Step 1: Search online for patents
Step 2: Read through technical articles and books
Step 3: A regular, simple Google search (but with more flair)
Look no further if you want to to know whether or not someone patented your idea.
There are a number of free search engines available to research your idea, and they’re not too difficult to use. However, if you’d like support, we’re always here to help you with your search. While many of the search engines aren’t initially difficult to use, you may have some questions when you started to dig deeper into the details of your search.
Here are a few free online patent search engines:
1) Google Patent Search: Just like your regular, everyday Google search—but with patents! Simply plug in keywords and check out your search results. Just like a Google search, you may want to experiment with keywords to see which results are more relevant. Keep in mind, the buzzwords that you should look for will differ based on industry. By consulting someone who knows about your chosen industry, you will have much more accurate search results.
If you’re feeling extra adventurous, you can check out Advanced Google Patent Search and look for patents that are filed by specific companies. Of course, you’ll need to be up-to-date on your competitive landscape in order to know which companies to search for.
The red circle above shows where to enter the company name, located in the “Original Assignee” field of Advanced Google Patent Search.
2) Espacenet patent searching: For Europeans, or anyone interested in obtaining a patent in Europe, Espacenet is your answer to European patent searches. Espacenet is offered by the European Patent Office, and is similar to Google—simply plug in your keywords and search away to your heart’s desire.
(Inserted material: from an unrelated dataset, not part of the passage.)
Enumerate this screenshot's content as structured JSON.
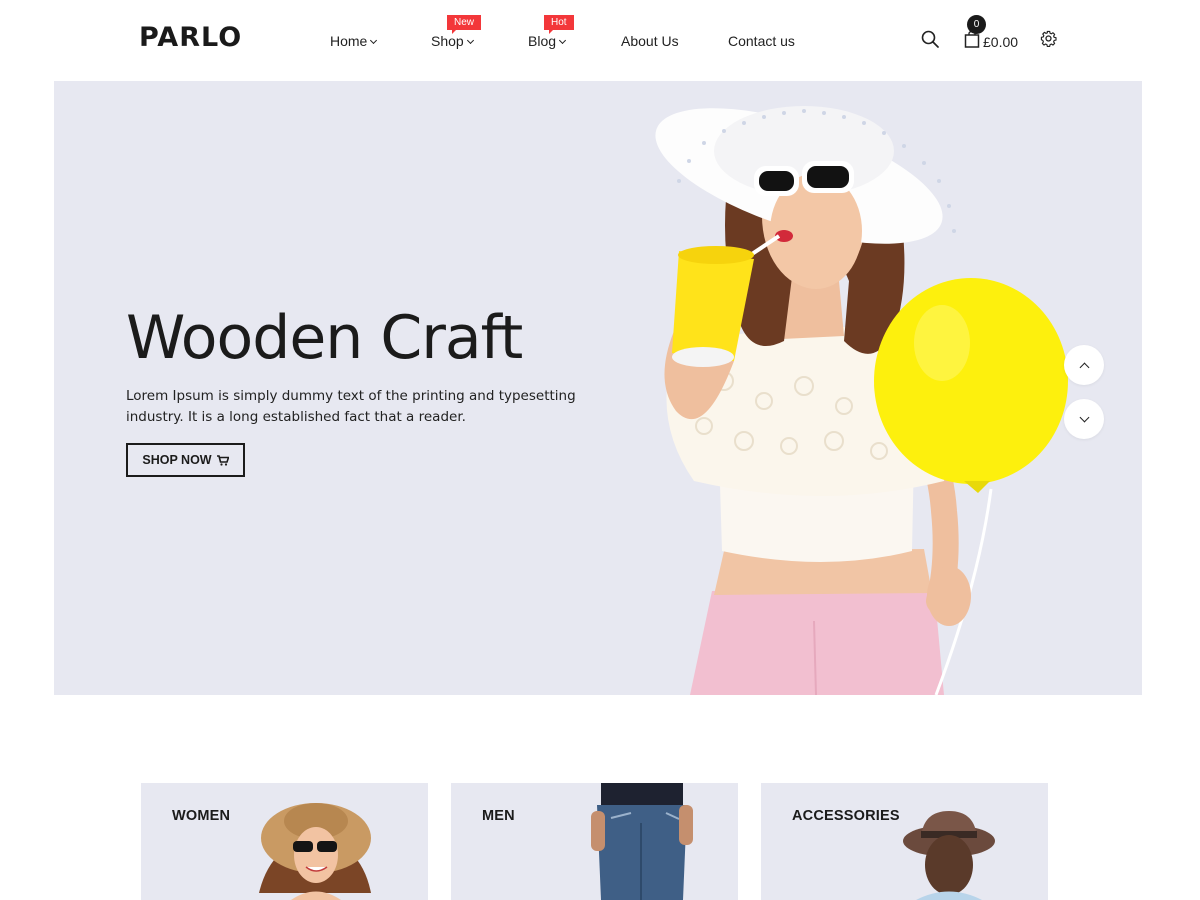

Similar to Google Patent Search, there is also an advanced version of Espacenet. In the advanced Espacenet patent search, you can break down your search even further. You can search by company or inventor name, patent number—and more!
You can save yourself a trip to the local public library and search online for technical articles and books related to your idea.
By using the Google Combined Patent and Article search, you can search for technical or scientific articles, and books — in addition to patents.
Make sure that the box in the red circle is checked off, and you can include technical articles and books in your search. Finally, enter your keywords and see the results.
A regular Google search is anything but boring if you’re up-to-date on your keywords and have a clear understanding of what you’d like to research. You can use a regular Google search to check out your competitors’ activity.